“Saya tahu kekuatan yang memecah belah kita itu dalam dan nyata. Namun saya tahu itu bukanlah hal baru.”
Jakarta (ANTARA) - Sekitar dua belas kali kata “demokrasi” diucapkan oleh Joseph Robinette Biden saat menyampaikan pidato berjudul “We will write an American story of hope” (Kita akan menuliskan kisah tentang harapan Amerika) saat dilantik sebagai presiden Amerika Serikat ke-46 di Capitol, Washington DC, Rabu 20 Januari.

Berusia 78 tahun, dia menjadi presiden tertua yang pernah dilantik. Dia didampingi wakil presiden perempuan pertama AS, Kamala Harris, yang juga kulit hitam pertama serta keturunan Asia selatan pertama yang menduduki jabatan publik tertinggi di negeri itu.

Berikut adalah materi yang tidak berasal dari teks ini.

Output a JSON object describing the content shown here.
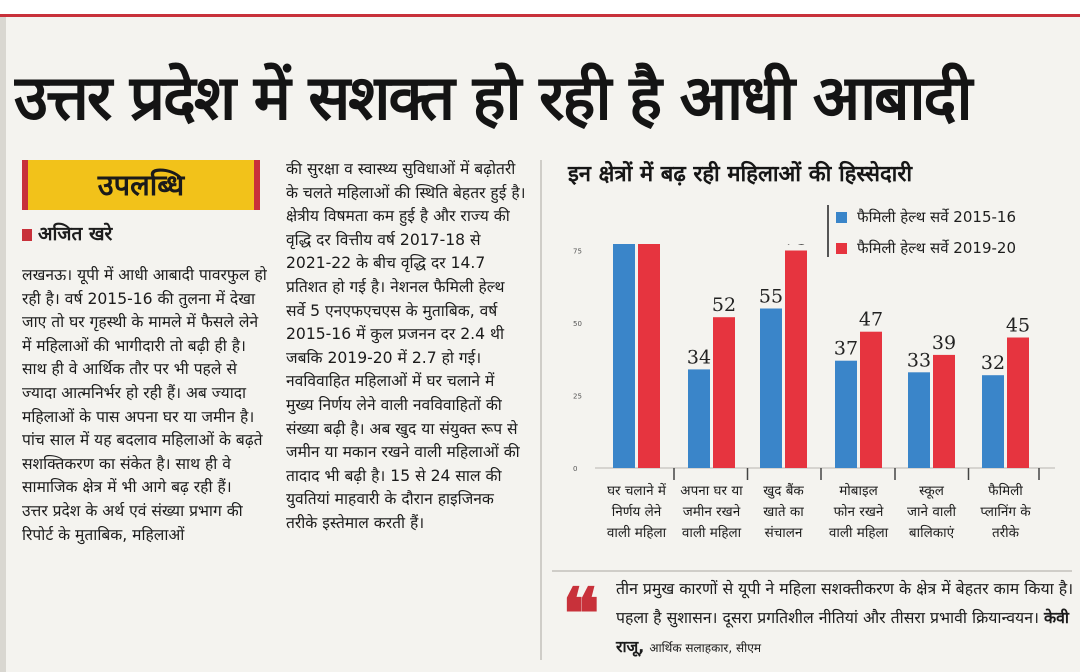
{
  "headline": "उत्तर प्रदेश में सशक्त हो रही है आधी आबादी",
  "kicker": "उपलब्धि",
  "byline": "अजित खरे",
  "column1": [
    "लखनऊ। यूपी में आधी आबादी पावरफुल हो रही है। वर्ष 2015-16 की तुलना में देखा जाए तो घर गृहस्थी के मामले में फैसले लेने में महिलाओं की भागीदारी तो बढ़ी ही है। साथ ही वे आर्थिक तौर पर भी पहले से ज्यादा आत्मनिर्भर हो रही हैं। अब ज्यादा महिलाओं के पास अपना घर या जमीन है। पांच साल में यह बदलाव महिलाओं के बढ़ते सशक्तिकरण का संकेत है। साथ ही वे सामाजिक क्षेत्र में भी आगे बढ़ रही हैं।",
    "उत्तर प्रदेश के अर्थ एवं संख्या प्रभाग की रिपोर्ट के मुताबिक, महिलाओं"
  ],
  "column2": [
    "की सुरक्षा व स्वास्थ्य सुविधाओं में बढ़ोतरी के चलते महिलाओं की स्थिति बेहतर हुई है। क्षेत्रीय विषमता कम हुई है और राज्य की वृद्धि दर वित्तीय वर्ष 2017-18 से 2021-22 के बीच वृद्धि दर 14.7 प्रतिशत हो गई है। नेशनल फैमिली हेल्थ सर्वे 5 एनएफएचएस के मुताबिक, वर्ष 2015-16 में कुल प्रजनन दर 2.4 थी जबकि 2019-20 में 2.7 हो गई।",
    "नवविवाहित महिलाओं में घर चलाने में मुख्य निर्णय लेने वाली नवविवाहितों की संख्या बढ़ी है। अब खुद या संयुक्त रूप से जमीन या मकान रखने वाली महिलाओं की तादाद भी बढ़ी है। 15 से 24 साल की युवतियां माहवारी के दौरान हाइजिनक तरीके इस्तेमाल करती हैं।"
  ],
  "quote": {
    "text": "तीन प्रमुख कारणों से यूपी ने महिला सशक्तीकरण के क्षेत्र में बेहतर काम किया है। पहला है सुशासन। दूसरा प्रगतिशील नीतियां और तीसरा प्रभावी क्रियान्वयन।",
    "name": "केवी राजू,",
    "role": "आर्थिक सलाहकार, सीएम"
  },
  "chart_data": {
    "type": "bar",
    "title": "इन क्षेत्रों में बढ़ रही महिलाओं की हिस्सेदारी",
    "categories": [
      [
        "घर चलाने में",
        "निर्णय लेने",
        "वाली महिला"
      ],
      [
        "अपना घर या",
        "जमीन रखने",
        "वाली महिला"
      ],
      [
        "खुद बैंक",
        "खाते का",
        "संचालन"
      ],
      [
        "मोबाइल",
        "फोन रखने",
        "वाली महिला"
      ],
      [
        "स्कूल",
        "जाने वाली",
        "बालिकाएं"
      ],
      [
        "फैमिली",
        "प्लानिंग के",
        "तरीके"
      ]
    ],
    "series": [
      {
        "name": "फैमिली हेल्थ सर्वे 2015-16",
        "color": "#3a85c9",
        "values": [
          82,
          34,
          55,
          37,
          33,
          32
        ]
      },
      {
        "name": "फैमिली हेल्थ सर्वे 2019-20",
        "color": "#e6343f",
        "values": [
          88,
          52,
          75,
          47,
          39,
          45
        ]
      }
    ],
    "yticks": [
      0,
      25,
      50,
      75
    ],
    "ylim": [
      0,
      100
    ],
    "grid": false,
    "legend": "top-right"
  }
}
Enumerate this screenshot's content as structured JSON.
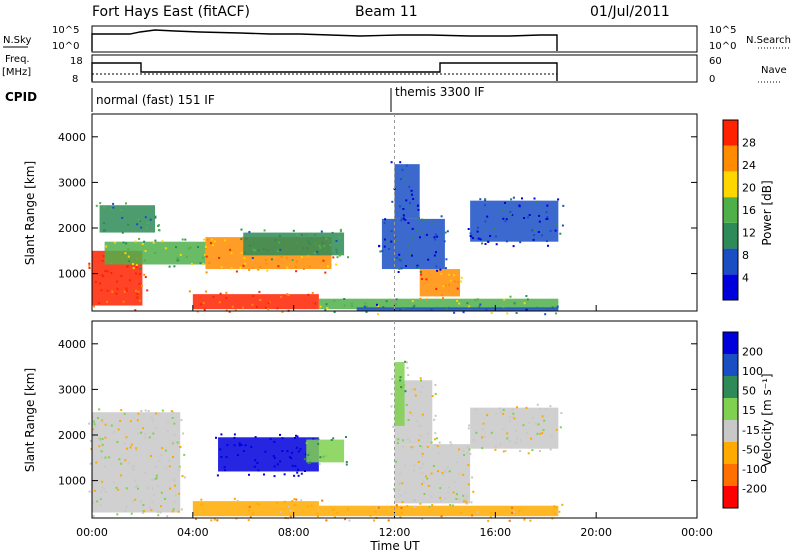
{
  "header": {
    "station": "Fort Hays East (fitACF)",
    "beam": "Beam 11",
    "date": "01/Jul/2011"
  },
  "nsky_panel": {
    "left_label": "N.Sky",
    "right_label": "N.Search",
    "left_ticks": [
      "10^5",
      "10^0"
    ],
    "right_ticks": [
      "10^5",
      "10^0"
    ]
  },
  "freq_panel": {
    "left_label_line1": "Freq.",
    "left_label_line2": "[MHz]",
    "right_label": "Nave",
    "left_ticks": [
      "18",
      "8"
    ],
    "right_ticks": [
      "60",
      "0"
    ]
  },
  "cpid": {
    "label": "CPID",
    "modes": [
      {
        "name": "normal (fast) 151 IF",
        "start_hour": 0
      },
      {
        "name": "themis 3300 IF",
        "start_hour": 12
      }
    ]
  },
  "x_axis": {
    "label": "Time UT",
    "tick_labels": [
      "00:00",
      "04:00",
      "08:00",
      "12:00",
      "16:00",
      "20:00",
      "00:00"
    ],
    "range_hours": [
      0,
      24
    ],
    "data_end_hour": 18.7
  },
  "power_panel": {
    "ylabel": "Slant Range [km]",
    "y_ticks": [
      "1000",
      "2000",
      "3000",
      "4000"
    ],
    "colorbar_label": "Power [dB]",
    "colorbar_ticks": [
      "28",
      "24",
      "20",
      "16",
      "12",
      "8",
      "4"
    ],
    "colors": [
      "#0000dd",
      "#1a4fc4",
      "#2e8b57",
      "#4fb04a",
      "#ffd700",
      "#ff8c00",
      "#ff2200"
    ]
  },
  "velocity_panel": {
    "ylabel": "Slant Range [km]",
    "y_ticks": [
      "1000",
      "2000",
      "3000",
      "4000"
    ],
    "colorbar_label": "Velocity [m s⁻¹]",
    "colorbar_ticks": [
      "200",
      "100",
      "50",
      "15",
      "-15",
      "-50",
      "-100",
      "-200"
    ],
    "colors": [
      "#0000dd",
      "#1a4fc4",
      "#2e8b57",
      "#7fd14f",
      "#c8c8c8",
      "#ffaa00",
      "#ff7000",
      "#ff0000"
    ]
  },
  "chart_data": {
    "type": "heatmap",
    "x_unit": "hours UT",
    "y_unit": "slant range km",
    "xlim": [
      0,
      24
    ],
    "ylim": [
      180,
      4500
    ],
    "power_regions": [
      {
        "t0": 0.0,
        "t1": 2.0,
        "r0": 300,
        "r1": 1500,
        "value_db": 28
      },
      {
        "t0": 0.5,
        "t1": 4.5,
        "r0": 1200,
        "r1": 1700,
        "value_db": 16
      },
      {
        "t0": 0.3,
        "t1": 2.5,
        "r0": 1900,
        "r1": 2500,
        "value_db": 12
      },
      {
        "t0": 4.5,
        "t1": 9.5,
        "r0": 1100,
        "r1": 1800,
        "value_db": 24
      },
      {
        "t0": 6.0,
        "t1": 10.0,
        "r0": 1400,
        "r1": 1900,
        "value_db": 12
      },
      {
        "t0": 4.0,
        "t1": 9.0,
        "r0": 220,
        "r1": 550,
        "value_db": 28
      },
      {
        "t0": 9.0,
        "t1": 18.5,
        "r0": 220,
        "r1": 450,
        "value_db": 16
      },
      {
        "t0": 10.5,
        "t1": 18.5,
        "r0": 180,
        "r1": 260,
        "value_db": 8
      },
      {
        "t0": 13.0,
        "t1": 14.6,
        "r0": 500,
        "r1": 1100,
        "value_db": 24
      },
      {
        "t0": 11.5,
        "t1": 14.0,
        "r0": 1100,
        "r1": 2200,
        "value_db": 8
      },
      {
        "t0": 15.0,
        "t1": 18.5,
        "r0": 1700,
        "r1": 2600,
        "value_db": 6
      },
      {
        "t0": 12.0,
        "t1": 13.0,
        "r0": 2200,
        "r1": 3400,
        "value_db": 6
      }
    ],
    "velocity_regions": [
      {
        "t0": 0.0,
        "t1": 3.5,
        "r0": 300,
        "r1": 2500,
        "value_ms": 0
      },
      {
        "t0": 5.0,
        "t1": 9.0,
        "r0": 1200,
        "r1": 1950,
        "value_ms": 200
      },
      {
        "t0": 8.5,
        "t1": 10.0,
        "r0": 1400,
        "r1": 1900,
        "value_ms": 30
      },
      {
        "t0": 4.0,
        "t1": 9.0,
        "r0": 220,
        "r1": 550,
        "value_ms": -30
      },
      {
        "t0": 9.0,
        "t1": 18.5,
        "r0": 220,
        "r1": 450,
        "value_ms": -40
      },
      {
        "t0": 12.0,
        "t1": 15.0,
        "r0": 500,
        "r1": 1800,
        "value_ms": 0
      },
      {
        "t0": 12.0,
        "t1": 13.5,
        "r0": 1800,
        "r1": 3200,
        "value_ms": 0
      },
      {
        "t0": 15.0,
        "t1": 18.5,
        "r0": 1700,
        "r1": 2600,
        "value_ms": 0
      },
      {
        "t0": 12.0,
        "t1": 12.4,
        "r0": 2200,
        "r1": 3600,
        "value_ms": 20
      }
    ]
  }
}
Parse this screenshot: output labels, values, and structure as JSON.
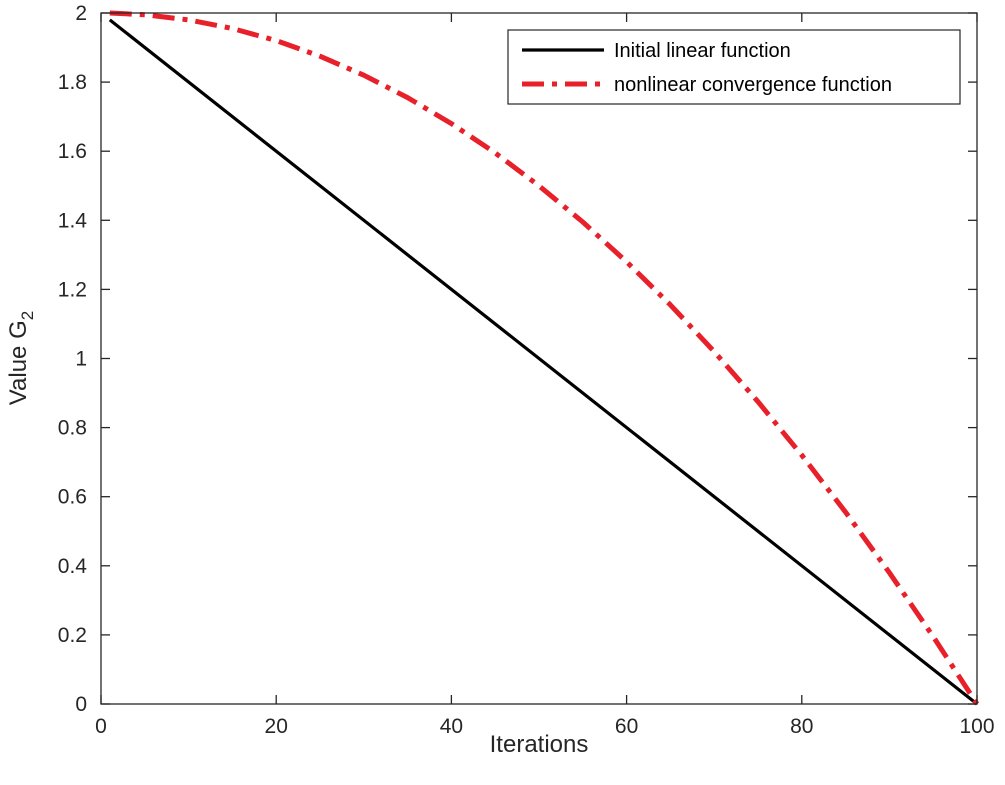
{
  "chart_data": {
    "type": "line",
    "title": "",
    "xlabel": "Iterations",
    "ylabel": "Value G",
    "ylabel_subscript": "2",
    "xlim": [
      0,
      100
    ],
    "ylim": [
      0,
      2
    ],
    "xticks": [
      0,
      20,
      40,
      60,
      80,
      100
    ],
    "yticks": [
      0,
      0.2,
      0.4,
      0.6,
      0.8,
      1,
      1.2,
      1.4,
      1.6,
      1.8,
      2
    ],
    "ytick_labels": [
      "0",
      "0.2",
      "0.4",
      "0.6",
      "0.8",
      "1",
      "1.2",
      "1.4",
      "1.6",
      "1.8",
      "2"
    ],
    "grid": false,
    "legend_position": "top-right",
    "series": [
      {
        "name": "Initial linear function",
        "color": "#000000",
        "style": "solid",
        "x": [
          1,
          100
        ],
        "y": [
          1.98,
          0
        ]
      },
      {
        "name": "nonlinear convergence function",
        "color": "#e8202a",
        "style": "dashdot",
        "x": [
          1,
          5,
          10,
          15,
          20,
          25,
          30,
          35,
          40,
          45,
          50,
          55,
          60,
          65,
          70,
          75,
          80,
          85,
          90,
          95,
          100
        ],
        "y": [
          2.0,
          1.995,
          1.98,
          1.955,
          1.92,
          1.875,
          1.82,
          1.755,
          1.68,
          1.595,
          1.5,
          1.395,
          1.28,
          1.155,
          1.02,
          0.875,
          0.72,
          0.555,
          0.38,
          0.195,
          0.0
        ]
      }
    ]
  }
}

Di atas catatan-catatan bersejarah itu, Biden menghadapi masalah berat: merawat demokrasi dan memupuk lagi persatuan.

Mengulang ikrar para pendahulunya yang akan menjadi presiden bagi semua rakyat Amerika Serikat sehingga melayani pula aspirasi mereka yang tidak memilihnya, Biden konstan mengajak bersatu dan berekonsiliasi.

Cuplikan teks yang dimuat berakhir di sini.